Mark Carney © Getty Images

You have nothing to lose but your yields!

The Bank of England released a statement this morning explaining a puzzling and worrying failure yesterday (we’ll cover the statement in more detail later).

The failure was in the bank’s brand spanking new bond-buying programme. That’s the one announced in last week’s raft of measures to ‘stimulate’ the UK economy and save it from the negative consequences of Brexit which are, as yet, mostly in the sentiments of businesses and consumers.

But back to the bond failure! The bank wants to add £60bn in governments bonds over the next six months. That’s on top of the £435bn the bank already owns.

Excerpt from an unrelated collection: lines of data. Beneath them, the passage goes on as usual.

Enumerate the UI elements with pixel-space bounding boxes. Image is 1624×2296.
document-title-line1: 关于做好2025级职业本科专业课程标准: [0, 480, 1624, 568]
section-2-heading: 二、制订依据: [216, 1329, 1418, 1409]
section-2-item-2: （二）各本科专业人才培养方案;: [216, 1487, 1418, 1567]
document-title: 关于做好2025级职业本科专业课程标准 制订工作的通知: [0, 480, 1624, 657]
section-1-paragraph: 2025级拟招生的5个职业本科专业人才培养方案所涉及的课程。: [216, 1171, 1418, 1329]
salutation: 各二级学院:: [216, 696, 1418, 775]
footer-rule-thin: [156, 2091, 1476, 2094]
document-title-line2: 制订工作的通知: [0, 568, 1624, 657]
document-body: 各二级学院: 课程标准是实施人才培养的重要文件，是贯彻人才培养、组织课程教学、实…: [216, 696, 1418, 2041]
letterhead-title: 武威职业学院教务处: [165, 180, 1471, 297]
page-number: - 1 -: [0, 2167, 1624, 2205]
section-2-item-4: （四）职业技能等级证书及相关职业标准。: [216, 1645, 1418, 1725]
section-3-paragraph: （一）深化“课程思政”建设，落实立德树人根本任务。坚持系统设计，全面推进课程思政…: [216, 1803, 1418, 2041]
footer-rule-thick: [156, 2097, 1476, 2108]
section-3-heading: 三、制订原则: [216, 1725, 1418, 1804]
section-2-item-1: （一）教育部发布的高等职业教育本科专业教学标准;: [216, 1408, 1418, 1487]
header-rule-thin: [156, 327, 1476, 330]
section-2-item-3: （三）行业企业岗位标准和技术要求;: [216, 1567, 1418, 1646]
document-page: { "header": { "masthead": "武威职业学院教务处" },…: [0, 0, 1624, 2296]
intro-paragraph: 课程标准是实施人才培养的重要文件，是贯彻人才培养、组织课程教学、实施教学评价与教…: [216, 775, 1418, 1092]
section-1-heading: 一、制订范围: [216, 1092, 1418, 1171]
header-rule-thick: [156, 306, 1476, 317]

The bank’s plan, which looked good on paper, was to simply wade into the bond market and buy whatever anyone was selling.

Simple enough right? After all, when you own the printing press, money is no object. People are selling. You buy at any price. There’s no reason it shouldn’t work.

Trouble is, the bank couldn’t find enough sellers yesterday to meet its first purchase target. It went looking for bonds with maturities of 15 years or more, and it couldn’t find enough sellers. The bond vigilantes are back! Except this time, rather than not buying, they’re refusing to sell!

Maybe the bank will simply wave more money in their face today. In fact, that’s what happened yesterday.

A few cheeky sellers upped the price and got above market prices. It’s not a bad strategy if the bank is willing to buy from you at any price. It’s also an example of central bank policies have tended to favour owners of financial assets over savers.

But step back for a second and ask yourself what this early failure means. No, it’s not an unmitigated disaster. Not yet. But it tells you that some buyers of longer-date government bonds actually need the yield on those bonds. I’m talking about pension funds and insurance companies who need to match the duration of their liabilities with their assets.

The bank is not concerned with the problems of individual Britons as they plan for the future. But you should be. Yields on ten-year gilts fell to a record low of 0.56% during Tuesday trading; 30-year gilts fell to 1.39%.

It’s not hard to see what’s happening: speculators are betting the BoE will buy more bonds, driving prices up and yields ever lower (bond prices moving inversely to yields).

All which begs the question: will British bond yields go negative? Mark Carney doesn’t like the idea, but he may come around. The “lower bound” may not be low enough for a man who’s quickly running out of monetary tricks. The bond market knows this – or is at least guessing it.

In the meantime, how long do you think it will be before “bond hoarders” are demonised the way “cash hoarders” are? It might be a while, if only because most people don’t carry around gilts in their wallet. But the principle is the same, and it’s not good.

Investors, pensioners, savers and retirees trying to be prudent have never had it so miserable. This is the financial repression Tim Price wrote about last week. It’s not on the way – it’s already here. And it’s probably going to get a lot worse before it gets better.